In this context, the Court did not directly criticize the validity of the DSD Regulations under the ECHR. To decide whether the self-regulation is compatible with the provisions of the ECHR is not the Court’s task. Its role is limited to identifying the actions or omissions of state parties and determining whether these actions or omissions comply with the ECHR. This limitation exists because human rights law does not apply to private relationships between individuals. However, the legal doctrine of indirect horizontal effect or third-party applicability (Drittwirkung) considers the applicability of human rights law to the private relationships. On this basis, the states are held responsible for the violation of human rights caused by private actors, such as sports governing bodies, because they have the positive obligations under the ECHR. Simultaneously, private actors have a responsibility to respect human rights within the scope of these states’ positive obligations.

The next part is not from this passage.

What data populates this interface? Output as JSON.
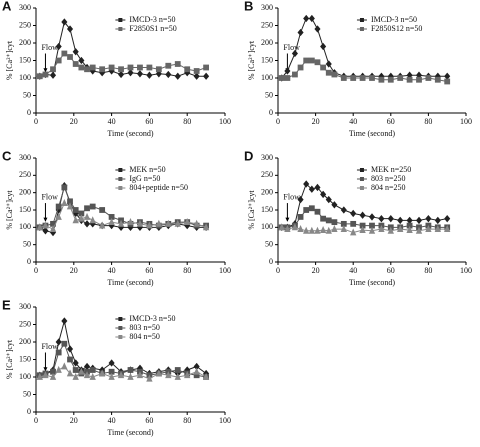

In this case, the Court held that Switzerland failed to implement the positive obligations under Article 14 cj. Article 8 ECHR and Article 13 in light of Article 14 cj. Article 8 ECHR due to the lack of sufficient institutional and procedural safeguard for intersex female athletes before the CAS and SFT. It is important to note that the World Athletics is not situated within the Swiss territory. If the Court found that the DSD Regulations themselves had violated the ECHR, it would raise the question of how Switzerland can implement these positive obligations despite the fact that the World Athletics operates outside the Swiss border. Switzerland cannot control the World Athletics’ self-regulations in accordance with Swiss national law. Therefore, the DSD Regulations remain in force and Caster Semenya remains ineligible to participate in professional female athletics competitions. However, this case is not final, and Switzerland still has the option to refer it to the Grand Chamber of the ECtHR.